D.I. J’ai besoin de cette terre, j’ai besoin de voir mon ciel, mon soleil, mes champs de canne. Oui, j’aime mon pays d’un amour profond, politiciens ou pas, peuple-mouton ou pas. Ma terre est autre chose que cela, je m’estime bénie d’être née ici.
J.L.D. Vous savez, j’ai étudié en Angleterre. J’ai travaillé quelques années à Maurice puis j’ai eu un visa australien – ils manquaient de programmeurs informatiques à l’époque. Je gagnais très bien ma vie là-bas mais après trois ans, j’ai décidé de rentrer. Je ne l’ai jamais regretté. Ici, on a le temps de vivre. C’est peut-être la chose la plus précieuse qu’un pays peut vous offrir, avoir le temps de vivre. Quand vous avez ça, gagner cinq fois moins d’argent n’est pas un problème.

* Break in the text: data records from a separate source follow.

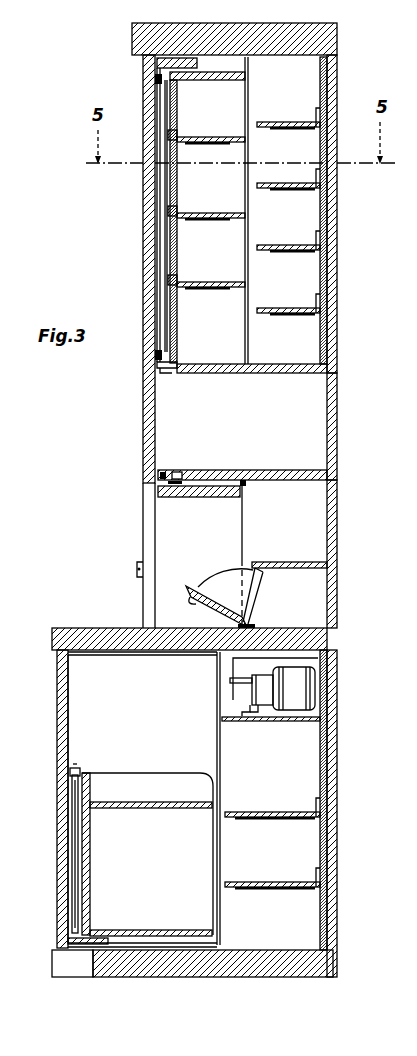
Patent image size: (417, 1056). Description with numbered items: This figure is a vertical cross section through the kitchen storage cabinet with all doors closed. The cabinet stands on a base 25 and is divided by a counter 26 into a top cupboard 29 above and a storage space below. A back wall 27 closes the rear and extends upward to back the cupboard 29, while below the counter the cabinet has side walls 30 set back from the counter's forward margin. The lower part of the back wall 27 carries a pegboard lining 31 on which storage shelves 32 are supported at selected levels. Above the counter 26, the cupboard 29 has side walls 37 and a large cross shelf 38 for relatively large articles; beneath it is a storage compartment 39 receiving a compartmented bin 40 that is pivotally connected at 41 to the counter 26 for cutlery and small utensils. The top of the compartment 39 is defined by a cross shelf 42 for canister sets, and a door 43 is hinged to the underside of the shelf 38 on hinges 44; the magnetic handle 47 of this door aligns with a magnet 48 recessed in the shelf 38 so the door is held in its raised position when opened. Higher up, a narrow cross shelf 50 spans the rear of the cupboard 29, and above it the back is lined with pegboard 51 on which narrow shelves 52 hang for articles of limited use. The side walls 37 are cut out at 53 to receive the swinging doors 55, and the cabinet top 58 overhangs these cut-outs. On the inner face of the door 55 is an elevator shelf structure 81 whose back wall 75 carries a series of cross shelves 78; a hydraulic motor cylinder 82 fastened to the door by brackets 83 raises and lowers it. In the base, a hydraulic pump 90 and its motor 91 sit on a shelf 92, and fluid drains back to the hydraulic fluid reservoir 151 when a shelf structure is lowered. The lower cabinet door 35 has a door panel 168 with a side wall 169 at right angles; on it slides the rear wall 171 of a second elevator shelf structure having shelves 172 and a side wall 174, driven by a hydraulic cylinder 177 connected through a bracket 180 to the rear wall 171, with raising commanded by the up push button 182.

The base 25 is at (122, 975).
The counter 26 is at (84, 628).
The back wall 27 is at (337, 446).
The top cupboard 29 is at (125, 290).
The side walls 30 is at (288, 922).
The pegboard lining 31 is at (322, 797).
The storage shelves 32 is at (268, 880).
The cabinet door 35 is at (57, 705).
The side walls 37 is at (310, 412).
The cross shelf 38 is at (243, 470).
The storage compartment 39 is at (308, 608).
The compartmented bin 40 is at (208, 583).
The pivotal connection 41 is at (250, 622).
The cross shelf 42 is at (302, 568).
The door 43 is at (214, 497).
The hinges 44 is at (245, 484).
The handle 47 is at (186, 470).
The magnet 48 is at (167, 470).
The cross shelf 50 is at (298, 373).
The pegboard lining 51 is at (326, 265).
The narrow shelves 52 is at (288, 245).
The cut-out 53 is at (246, 376).
The swinging doors 55 is at (143, 204).
The top 58 is at (146, 41).
The back wall 75 is at (178, 115).
The cross shelves 78 is at (226, 143).
The elevator shelf structure 81 is at (172, 378).
The hydraulic motor cylinder 82 is at (163, 225).
The brackets 83 is at (155, 79).
The hydraulic pump 90 is at (262, 712).
The motor 91 is at (320, 700).
The shelf 92 is at (282, 721).
The hydraulic fluid reservoir 151 is at (318, 660).
The door panel 168 is at (68, 745).
The side wall 169 is at (238, 940).
The rear wall 171 is at (92, 828).
The shelves 172 is at (186, 808).
The side wall 174 is at (130, 786).
The hydraulic cylinder 177 is at (78, 858).
The bracket 180 is at (80, 768).
The up push button 182 is at (137, 568).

Il faut juste pouvoir s’aérer de temps en temps.
D.I. Vous faites comment ?
J.L.D. Là, j’ai un projet : partir aux Seychelles en voilier.
D.I. : Vous m’emmenez ?
 
Davina Ittoo
Âge : 31 ans.
Activité : reviewer à l’Open University of Mauritius.
Formation : doctorat en lettres modernes.
Signe particulier : a vécu les 12 dernières années à Paris.
Prix Jean-Fanchette 2015 pour : La Proscrite, une nouvelle, son premier ouvrage.
 
Jean Lindsay Dookhit
Âge : 65 ans.
Activité : retraité de l’Université de Maurice, ex-chargé de cours en informatique.
Formation : mathématiques et informatique.
Signe particulier : il «rêve de traverser le Bosphore à la nage, comme Lord Byron».
A publié : une vingtaine d’ouvrages, principalement des nouvelles en anglais.
Dernier ouvrage : He came from Chagos (2014).
Prix Jean-Fanchette 2015 pour : Cette brûlante envie de servir, une pièce de théâtre.